R&DE Stanford Hospitality & Auxiliaries’ Stanford Catering is recognized as a leader in the Green Event initiative, and departments that use Stanford Catering have an abbreviated green verification process. Stanford Conferences not only works to ensure sustainability in its own processes – by using electronic instead of paper communications, as an example – but also educates and encourages guests to make local purchases, reduce waste, recycle, and take public transportation or carpool to events.

Academic Integration

R&DE supports students and faculty interested in conducting academic research throughout its facilities. This year, R&DE Student Housing and R&DE Stanford Dining partnered with students and faculty from the departments of Sociology, Civil & Environmental Engineering, and Psychology, as well as the School of Earth, Energy & Environmental Sciences, Stanford Woods Institute for the Environment, the Stanford Persuasive Tech Lab, the School of Education, and the Hasso Plattner Institute of Design at Stanford, to research and create behavior change campaigns around reducing food waste and energy and water consumption in on-campus residences.

Still more partnerships with faculty and students are being explored on topics such as the potential effects of normative messaging, social networks, and tools like shower sensors on energy and water conservation behaviors in residences.

Looking Ahead

R&DE’s sustainability programs strive to integrate sustainability throughout the campus experience and to change behaviors at Stanford. Partnerships with faculty and researchers will remain a priority and will continue to grow. Establishing a hands-on, credit-based curriculum that uses the unique urban environment of the campus as a teaching tool is a key priority in the coming years. Next year, R&DE will work with the Roble dorm on sustainability projects and a class called Grow It. Cook It. Eat It. and will build a new garden as the dorm works to make itself truly sustainable.

Through partnerships with faculty, researchers, and student groups, R&DE will expand opportunities for students to design, implement, and manage sustainable food and living initiatives, and to develop creative design solutions that promote and encourage healthy and sustainable behaviors in the dining halls and residences. For example, Stanford Dining will be expanding programs in the Teaching Kitchen @ Stanford to include more sustainability messaging and will be partnering with Professor Christopher Gardner to measure behavior change through a new citizen scientist class.

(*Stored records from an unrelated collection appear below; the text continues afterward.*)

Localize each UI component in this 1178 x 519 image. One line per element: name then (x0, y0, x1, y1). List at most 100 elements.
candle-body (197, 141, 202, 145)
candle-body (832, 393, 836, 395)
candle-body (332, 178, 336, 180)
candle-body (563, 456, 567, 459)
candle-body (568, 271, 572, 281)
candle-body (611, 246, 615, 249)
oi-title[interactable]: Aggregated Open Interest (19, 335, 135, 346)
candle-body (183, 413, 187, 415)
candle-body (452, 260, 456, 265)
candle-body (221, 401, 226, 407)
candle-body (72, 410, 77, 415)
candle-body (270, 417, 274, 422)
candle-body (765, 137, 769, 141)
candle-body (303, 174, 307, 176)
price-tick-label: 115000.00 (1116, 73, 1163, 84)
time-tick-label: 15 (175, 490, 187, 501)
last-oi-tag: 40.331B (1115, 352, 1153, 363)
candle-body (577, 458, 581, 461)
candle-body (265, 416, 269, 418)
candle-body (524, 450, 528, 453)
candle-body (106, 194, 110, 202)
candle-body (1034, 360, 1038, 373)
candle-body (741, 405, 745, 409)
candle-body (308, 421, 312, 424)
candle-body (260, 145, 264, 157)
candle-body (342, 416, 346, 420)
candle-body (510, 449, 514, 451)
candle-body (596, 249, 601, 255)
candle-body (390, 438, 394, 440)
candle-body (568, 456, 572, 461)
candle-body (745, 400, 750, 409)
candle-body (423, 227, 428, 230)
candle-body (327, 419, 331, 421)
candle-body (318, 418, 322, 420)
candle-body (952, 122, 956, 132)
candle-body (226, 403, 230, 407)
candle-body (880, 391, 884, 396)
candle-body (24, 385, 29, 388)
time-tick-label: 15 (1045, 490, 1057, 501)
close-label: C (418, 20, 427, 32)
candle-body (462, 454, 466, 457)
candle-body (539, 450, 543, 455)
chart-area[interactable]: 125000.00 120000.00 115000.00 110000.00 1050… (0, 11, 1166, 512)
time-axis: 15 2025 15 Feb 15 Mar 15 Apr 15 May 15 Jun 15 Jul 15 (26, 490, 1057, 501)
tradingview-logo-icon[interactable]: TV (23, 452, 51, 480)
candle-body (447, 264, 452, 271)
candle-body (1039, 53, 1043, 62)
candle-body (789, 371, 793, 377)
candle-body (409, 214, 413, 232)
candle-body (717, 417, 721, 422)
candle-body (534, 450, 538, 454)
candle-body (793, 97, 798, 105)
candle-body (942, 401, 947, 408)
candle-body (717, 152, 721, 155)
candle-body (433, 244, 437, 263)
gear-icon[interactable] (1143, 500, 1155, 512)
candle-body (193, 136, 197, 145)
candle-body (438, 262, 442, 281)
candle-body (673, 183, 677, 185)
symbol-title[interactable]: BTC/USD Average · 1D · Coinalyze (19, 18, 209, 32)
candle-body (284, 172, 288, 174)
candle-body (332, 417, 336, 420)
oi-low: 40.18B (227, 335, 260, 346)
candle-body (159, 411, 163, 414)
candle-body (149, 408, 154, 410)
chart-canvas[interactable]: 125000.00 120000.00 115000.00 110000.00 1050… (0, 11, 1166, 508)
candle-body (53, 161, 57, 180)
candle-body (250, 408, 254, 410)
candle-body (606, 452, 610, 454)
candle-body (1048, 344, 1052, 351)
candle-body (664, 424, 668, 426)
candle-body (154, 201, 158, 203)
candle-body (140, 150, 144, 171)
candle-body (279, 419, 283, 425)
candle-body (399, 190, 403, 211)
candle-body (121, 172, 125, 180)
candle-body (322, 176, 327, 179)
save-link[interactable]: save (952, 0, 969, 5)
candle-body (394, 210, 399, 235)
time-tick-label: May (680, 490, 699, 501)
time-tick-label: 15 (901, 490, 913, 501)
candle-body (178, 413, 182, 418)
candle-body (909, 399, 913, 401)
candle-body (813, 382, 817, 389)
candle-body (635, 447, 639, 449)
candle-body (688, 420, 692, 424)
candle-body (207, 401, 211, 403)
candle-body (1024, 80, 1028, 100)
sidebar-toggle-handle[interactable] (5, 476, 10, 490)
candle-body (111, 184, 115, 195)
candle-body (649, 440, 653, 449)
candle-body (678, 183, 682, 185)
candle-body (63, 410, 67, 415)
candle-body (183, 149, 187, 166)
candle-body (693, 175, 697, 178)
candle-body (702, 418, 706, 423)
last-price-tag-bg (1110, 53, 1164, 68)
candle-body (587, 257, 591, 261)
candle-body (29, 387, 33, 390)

As the university’s metering and real-time data-monitoring systems expand, utilities management will become increasingly transparent and prominently featured. R&DE will continue to build on successes from this year to retrofit residences, dining halls, and retail cafés with the most efficient lighting, appliances, and infrastructure to ensure maximum savings, while expanding green cleaning practices and supporting Stanford’s path to zero waste with innovative solutions and widespread implementation of recycling and composting in all residences, dining halls, and retail locations.